This article was previously published at the Pink Ink Studios blog last year but thought it was a good article worth sharing again. Even though it was geared for photographers and creatives there are some key ideas here that can translate to any career and profession.
Every photographer/artist now and again can experience burnout. It’s hard to avoid this feeling when you are so passionate about your art. According to the Mayo Clinic burnout is a state of physical, emotional and mental exhaustion caused by long-term exposure to demanding work situations. Burnout is the cumulative result of stress.
Since most photographers’ livelihoods depend on working all the time avoiding burnout is a key component of business. Here are a few tips and ideas to avoid or overcome the burnout blues.
- The simple things to do first are slow down, cut back, set boundaries, talk to others, and make time for yourself. Making time for you sounds easy but by taking 1-2 days off a week if possible you can really rejuvenate yourself.
- Blog! Instead of doing the work that causes you stress, take a break and blog about it. Blogging about tips, ideas and techniques is helpful to others and may help change your view on things. Don’t worry you don’t need to be an expert, just be yourself and have fun. You can either blog for your clients or for your peers. Blogging your experiences can be both beneficial as a learning tool to yourself as well as something that other photographers can use as reference.
- Get on Facebook. Facebook is not just for catching up with old friends and playing games — it can also be used as a highly effective business tool. It’s great for marketing your products, landing jobs and connecting with your customers and other photographers. You never know who you will interact with or the opportunities that could present themselves just by logging on.

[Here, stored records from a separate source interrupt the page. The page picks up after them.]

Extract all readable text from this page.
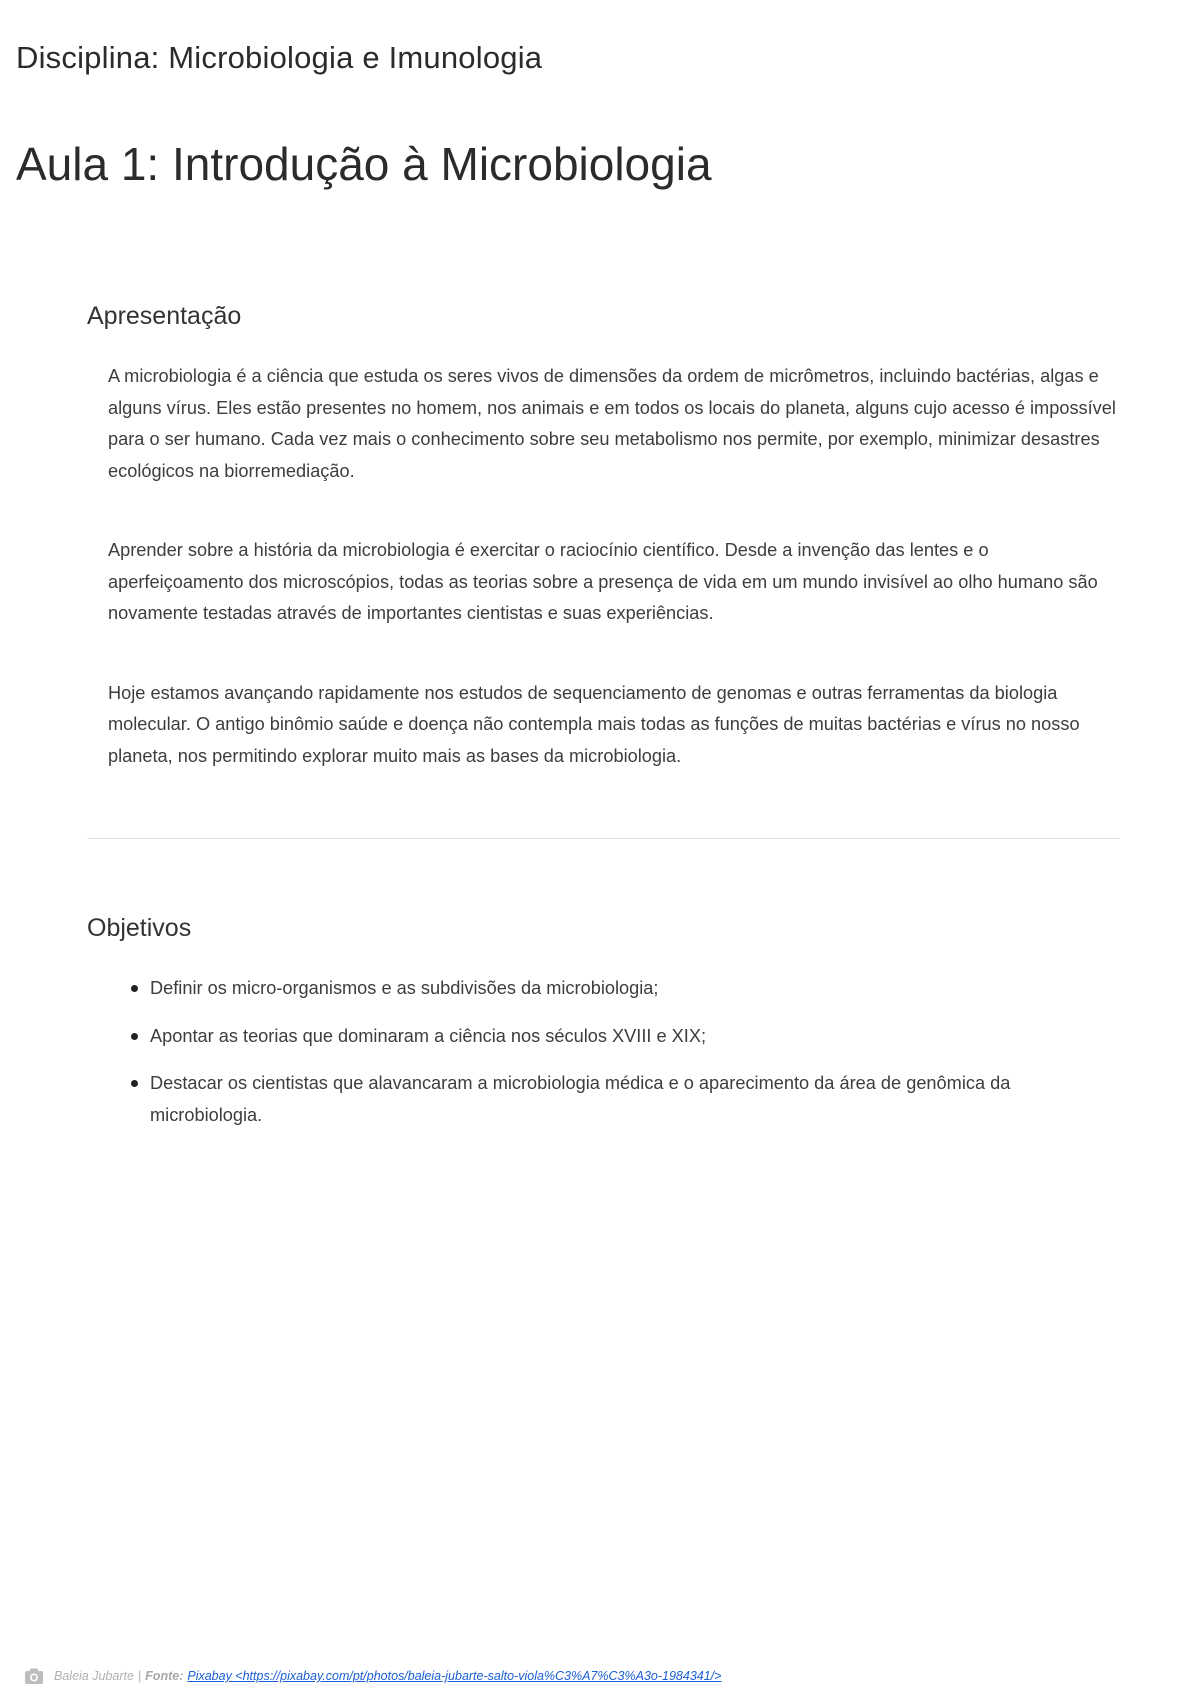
Disciplina: Microbiologia e Imunologia
Aula 1: Introdução à Microbiologia
Apresentação

A microbiologia é a ciência que estuda os seres vivos de dimensões da ordem de micrômetros, incluindo bactérias, algas e alguns vírus. Eles estão presentes no homem, nos animais e em todos os locais do planeta, alguns cujo acesso é impossível para o ser humano. Cada vez mais o conhecimento sobre seu metabolismo nos permite, por exemplo, minimizar desastres ecológicos na biorremediação.

Aprender sobre a história da microbiologia é exercitar o raciocínio científico. Desde a invenção das lentes e o aperfeiçoamento dos microscópios, todas as teorias sobre a presença de vida em um mundo invisível ao olho humano são novamente testadas através de importantes cientistas e suas experiências.

Hoje estamos avançando rapidamente nos estudos de sequenciamento de genomas e outras ferramentas da biologia molecular. O antigo binômio saúde e doença não contempla mais todas as funções de muitas bactérias e vírus no nosso planeta, nos permitindo explorar muito mais as bases da microbiologia.

Objetivos
Definir os micro-organismos e as subdivisões da microbiologia;
Apontar as teorias que dominaram a ciência nos séculos XVIII e XIX;
Destacar os cientistas que alavancaram a microbiologia médica e o aparecimento da área de genômica da microbiologia.
Baleia Jubarte | Fonte: Pixabay <https://pixabay.com/pt/photos/baleia-jubarte-salto-viola%C3%A7%C3%A3o-1984341/>
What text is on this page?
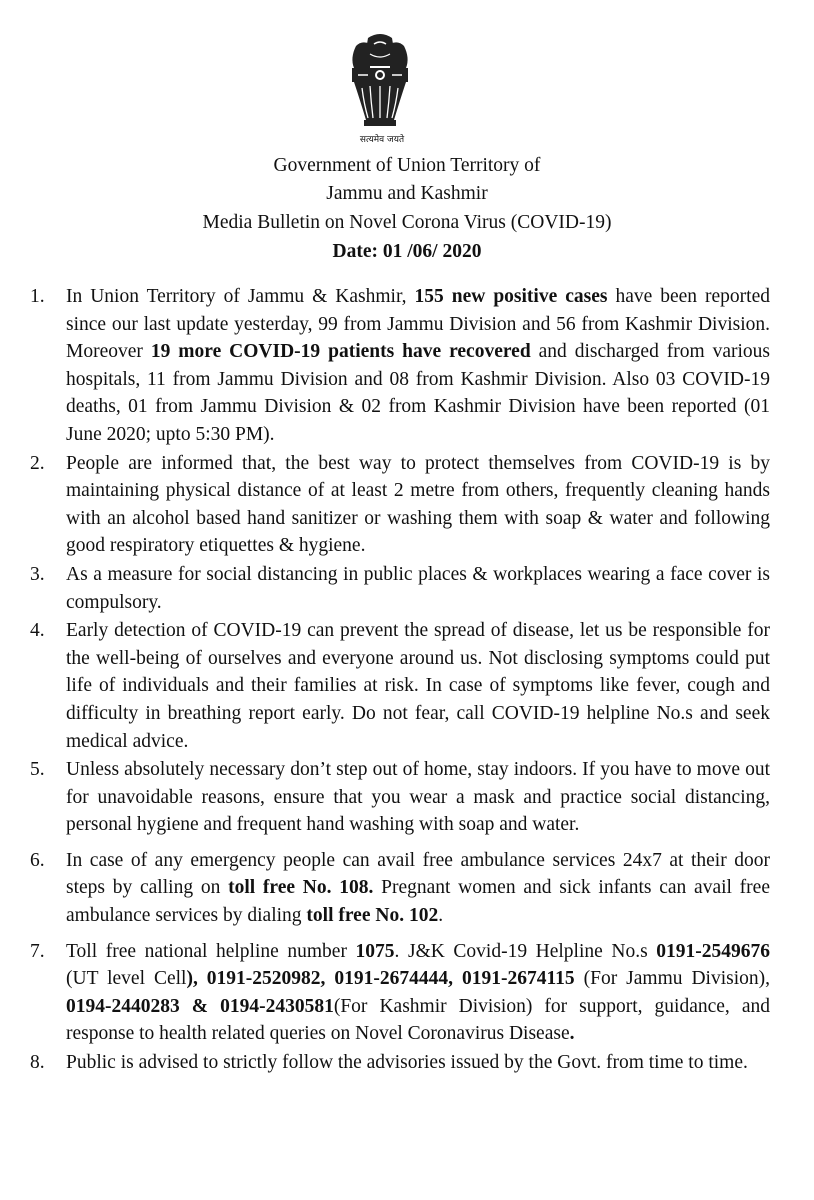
सत्यमेव जयते
Government of Union Territory of
Jammu and Kashmir
Media Bulletin on Novel Corona Virus (COVID-19)
Date: 01 /06/ 2020
1.	In Union Territory of Jammu & Kashmir, 155 new positive cases have been reported since our last update yesterday, 99 from Jammu Division and 56 from Kashmir Division. Moreover 19 more COVID-19 patients have recovered and discharged from various hospitals, 11 from Jammu Division and 08 from Kashmir Division. Also 03 COVID-19 deaths, 01 from Jammu Division & 02 from Kashmir Division have been reported (01 June 2020; upto 5:30 PM).
2.	People are informed that, the best way to protect themselves from COVID-19 is by maintaining physical distance of at least 2 metre from others, frequently cleaning hands with an alcohol based hand sanitizer or washing them with soap & water and following good respiratory etiquettes & hygiene.
3.	As a measure for social distancing in public places & workplaces wearing a face cover is compulsory.
4.	Early detection of COVID-19 can prevent the spread of disease, let us be responsible for the well-being of ourselves and everyone around us. Not disclosing symptoms could put life of individuals and their families at risk. In case of symptoms like fever, cough and difficulty in breathing report early. Do not fear, call COVID-19 helpline No.s and seek medical advice.
5.	Unless absolutely necessary don’t step out of home, stay indoors. If you have to move out for unavoidable reasons, ensure that you wear a mask and practice social distancing, personal hygiene and frequent hand washing with soap and water.
6.	In case of any emergency people can avail free ambulance services 24x7 at their door steps by calling on toll free No. 108. Pregnant women and sick infants can avail free ambulance services by dialing toll free No. 102.
7.	Toll free national helpline number 1075. J&K Covid-19 Helpline No.s 0191-2549676 (UT level Cell), 0191-2520982, 0191-2674444, 0191-2674115 (For Jammu Division), 0194-2440283 & 0194-2430581(For Kashmir Division) for support, guidance, and response to health related queries on Novel Coronavirus Disease.
8.	Public is advised to strictly follow the advisories issued by the Govt. from time to time.
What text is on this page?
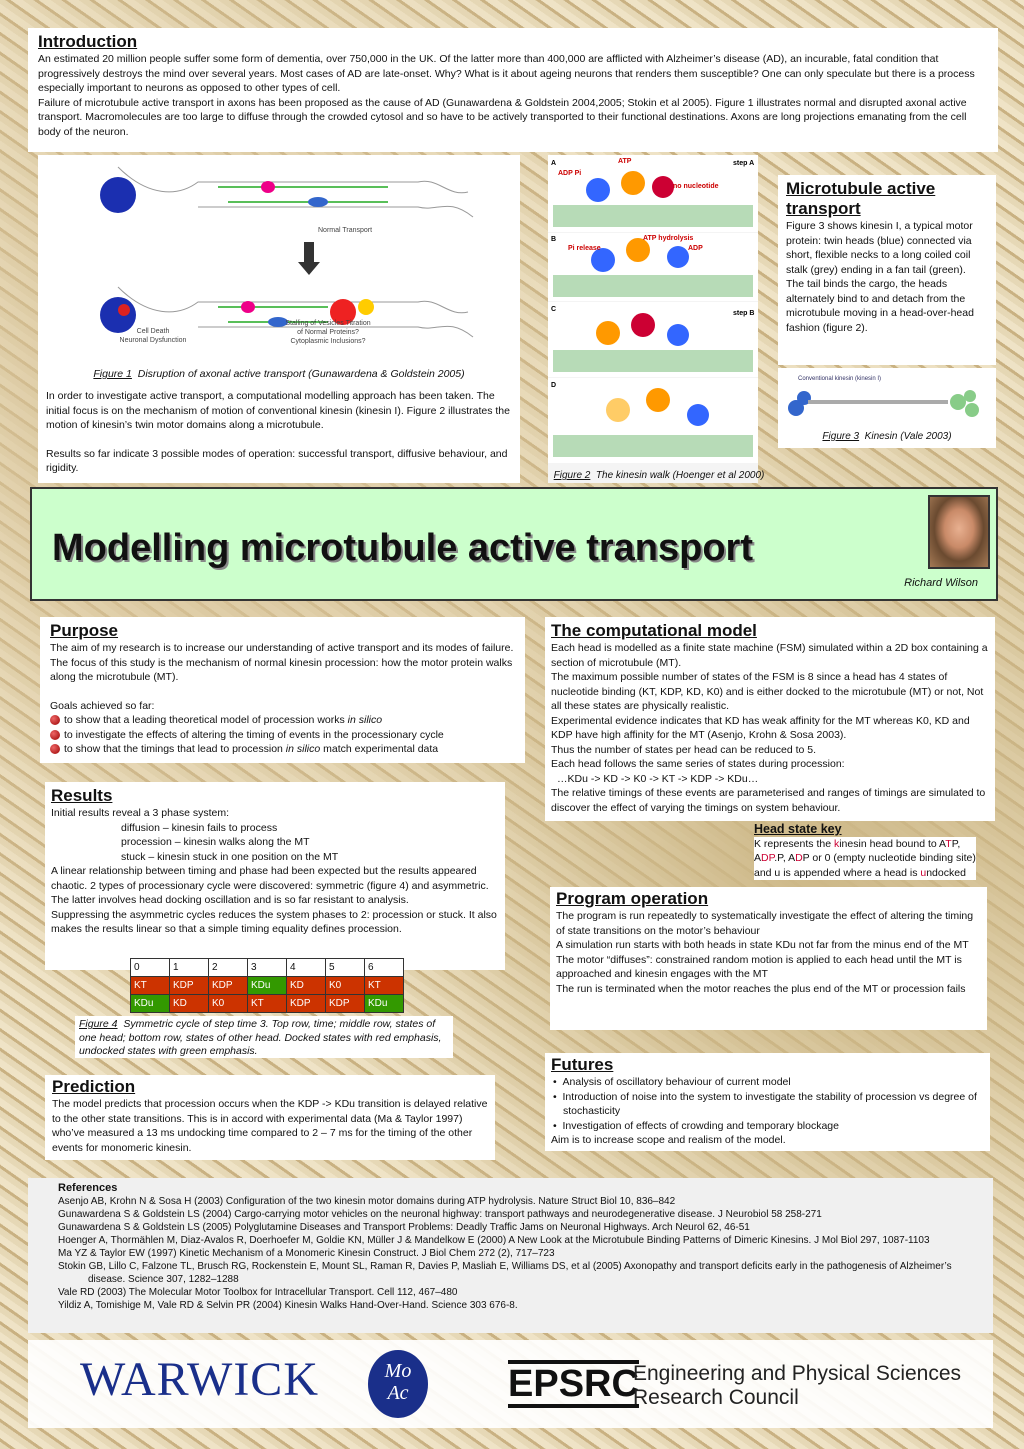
Introduction

An estimated 20 million people suffer some form of dementia, over 750,000 in the UK. Of the latter more than 400,000 are afflicted with Alzheimer’s disease (AD), an incurable, fatal condition that progressively destroys the mind over several years. Most cases of AD are late-onset. Why? What is it about ageing neurons that renders them susceptible? One can only speculate but there is a process especially important to neurons as opposed to other types of cell.

Failure of microtubule active transport in axons has been proposed as the cause of AD (Gunawardena & Goldstein 2004,2005; Stokin et al 2005). Figure 1 illustrates normal and disrupted axonal active transport. Macromolecules are too large to diffuse through the crowded cytosol and so have to be actively transported to their functional destinations. Axons are long projections emanating from the cell body of the neuron.

Normal Transport
Cell Death
Neuronal Dysfunction
Stalling of Vesicles Titration
of Normal Proteins?
Cytoplasmic Inclusions?
Figure 1 Disruption of axonal active transport (Gunawardena & Goldstein 2005)

In order to investigate active transport, a computational modelling approach has been taken. The initial focus is on the mechanism of motion of conventional kinesin (kinesin I). Figure 2 illustrates the motion of kinesin’s twin motor domains along a microtubule.

Results so far indicate 3 possible modes of operation: successful transport, diffusive behaviour, and rigidity.

A
B
C
D
step A
step B
ATP
ADP Pi
no nucleotide
Pi release
ATP hydrolysis
ADP
Figure 2 The kinesin walk (Hoenger et al 2000)
Microtubule active transport

Figure 3 shows kinesin I, a typical motor protein: twin heads (blue) connected via short, flexible necks to a long coiled coil stalk (grey) ending in a fan tail (green).

The tail binds the cargo, the heads alternately bind to and detach from the microtubule moving in a head-over-head fashion (figure 2).

Conventional kinesin (kinesin I)
Figure 3 Kinesin (Vale 2003)
Modelling microtubule active transport
Richard Wilson
Purpose

The aim of my research is to increase our understanding of active transport and its modes of failure. The focus of this study is the mechanism of normal kinesin procession: how the motor protein walks along the microtubule (MT).

Goals achieved so far:

to show that a leading theoretical model of procession works in silico
to investigate the effects of altering the timing of events in the processionary cycle
to show that the timings that lead to procession in silico match experimental data
The computational model

Each head is modelled as a finite state machine (FSM) simulated within a 2D box containing a section of microtubule (MT).

The maximum possible number of states of the FSM is 8 since a head has 4 states of nucleotide binding (KT, KDP, KD, K0) and is either docked to the microtubule (MT) or not, Not all these states are physically realistic.

Experimental evidence indicates that KD has weak affinity for the MT whereas K0, KD and KDP have high affinity for the MT (Asenjo, Krohn & Sosa 2003).

Thus the number of states per head can be reduced to 5.

Each head follows the same series of states during procession:

…KDu -> KD -> K0 -> KT -> KDP -> KDu…

The relative timings of these events are parameterised and ranges of timings are simulated to discover the effect of varying the timings on system behaviour.

Head state key
K represents the kinesin head bound to ATP, ADP.P, ADP or 0 (empty nucleotide binding site) and u is appended where a head is undocked
Results

Initial results reveal a 3 phase system:

diffusion – kinesin fails to process

procession – kinesin walks along the MT

stuck – kinesin stuck in one position on the MT

A linear relationship between timing and phase had been expected but the results appeared chaotic. 2 types of processionary cycle were discovered: symmetric (figure 4) and asymmetric. The latter involves head docking oscillation and is so far resistant to analysis.

Suppressing the asymmetric cycles reduces the system phases to 2: procession or stuck. It also makes the results linear so that a simple timing equality defines procession.

0	1	2	3	4	5	6
KT	KDP	KDP	KDu	KD	K0	KT
KDu	KD	K0	KT	KDP	KDP	KDu
Figure 4 Symmetric cycle of step time 3. Top row, time; middle row, states of one head; bottom row, states of other head. Docked states with red emphasis, undocked states with green emphasis.
Program operation

The program is run repeatedly to systematically investigate the effect of altering the timing of state transitions on the motor’s behaviour

A simulation run starts with both heads in state KDu not far from the minus end of the MT

The motor “diffuses”: constrained random motion is applied to each head until the MT is approached and kinesin engages with the MT

The run is terminated when the motor reaches the plus end of the MT or procession fails

Futures
•  Analysis of oscillatory behaviour of current model
•  Introduction of noise into the system to investigate the stability of procession vs degree of stochasticity
•  Investigation of effects of crowding and temporary blockage

Aim is to increase scope and realism of the model.

Prediction

The model predicts that procession occurs when the KDP -> KDu transition is delayed relative to the other state transitions. This is in accord with experimental data (Ma & Taylor 1997) who’ve measured a 13 ms undocking time compared to 2 – 7 ms for the timing of the other events for monomeric kinesin.

References
Asenjo AB, Krohn N & Sosa H (2003) Configuration of the two kinesin motor domains during ATP hydrolysis. Nature Struct Biol 10, 836–842
Gunawardena S & Goldstein LS (2004) Cargo-carrying motor vehicles on the neuronal highway: transport pathways and neurodegenerative disease. J Neurobiol 58 258-271
Gunawardena S & Goldstein LS (2005) Polyglutamine Diseases and Transport Problems: Deadly Traffic Jams on Neuronal Highways. Arch Neurol 62, 46-51
Hoenger A, Thormählen M, Diaz-Avalos R, Doerhoefer M, Goldie KN, Müller J & Mandelkow E (2000) A New Look at the Microtubule Binding Patterns of Dimeric Kinesins. J Mol Biol 297, 1087-1103
Ma YZ & Taylor EW (1997) Kinetic Mechanism of a Monomeric Kinesin Construct. J Biol Chem 272 (2), 717–723
Stokin GB, Lillo C, Falzone TL, Brusch RG, Rockenstein E, Mount SL, Raman R, Davies P, Masliah E, Williams DS, et al (2005) Axonopathy and transport deficits early in the pathogenesis of Alzheimer’s disease. Science 307, 1282–1288
Vale RD (2003) The Molecular Motor Toolbox for Intracellular Transport. Cell 112, 467–480
Yildiz A, Tomishige M, Vale RD & Selvin PR (2004) Kinesin Walks Hand-Over-Hand. Science 303 676-8.
WARWICK	Mo
Ac	EPSRC
Engineering and Physical Sciences
Research Council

- Teach or mentor someone else. Besides helping someone else who needs the help or encouragement you might learn something about yourself.
- Think of fun and different ideas for your clients. Instead of offering your clients the “standard” photo package or ideas try to think outside of the box.
- Hire an assistant or interns to help with the daily tasks to free up your time for the fun things you like to do while working.
Join a professional organization in your area or online. Joining a professional organization will help you to stay on top of what’s happening in industry and it may also help to inspire ideas that in turn could grow your own business. Check out the Professional Photographers of America website for information on a group in your area.
- Make sure you give yourself new and exciting challenges often. If you are a portrait photographer try shooting a landscape photo. By mixing up your subjects you can keep things fresh and fun. Challenging yourself brings out the passion, excitement and enthusiasm in yourself. It helps you to develop your talents and in the process you become a new person. A photographer I spoke to recently mentioned she “don’t necessarily get burnt out on photography but she can get burnt out on what she’s shooting.” She is a portrait/studio photographer but for fun she takes photos of wildlife as a hobby, which helps mix up the day to day work. Check out this link for a complete list of different types of photography options.
- Try to have a hobby or interest that isn’t photography related. I know it sounds hard because everything you do is probably photo related but try to have something else for “fun”. Hobbies can ease your mind and relax you, so start a garden, collect stamps or go to the movies often. Sometimes you just need new experiences to break out of a rut.
There are lots of things you can do to avoid the burnout blues but you need to take the time to address them. Some time alone and reflection can help you think of creative ways to combat feeling like this. Keep an open mind, consider all your options and ask for help along the way if you need it. I hope some of these tips have helped you to think differently and will help you to stay on top of your professional game.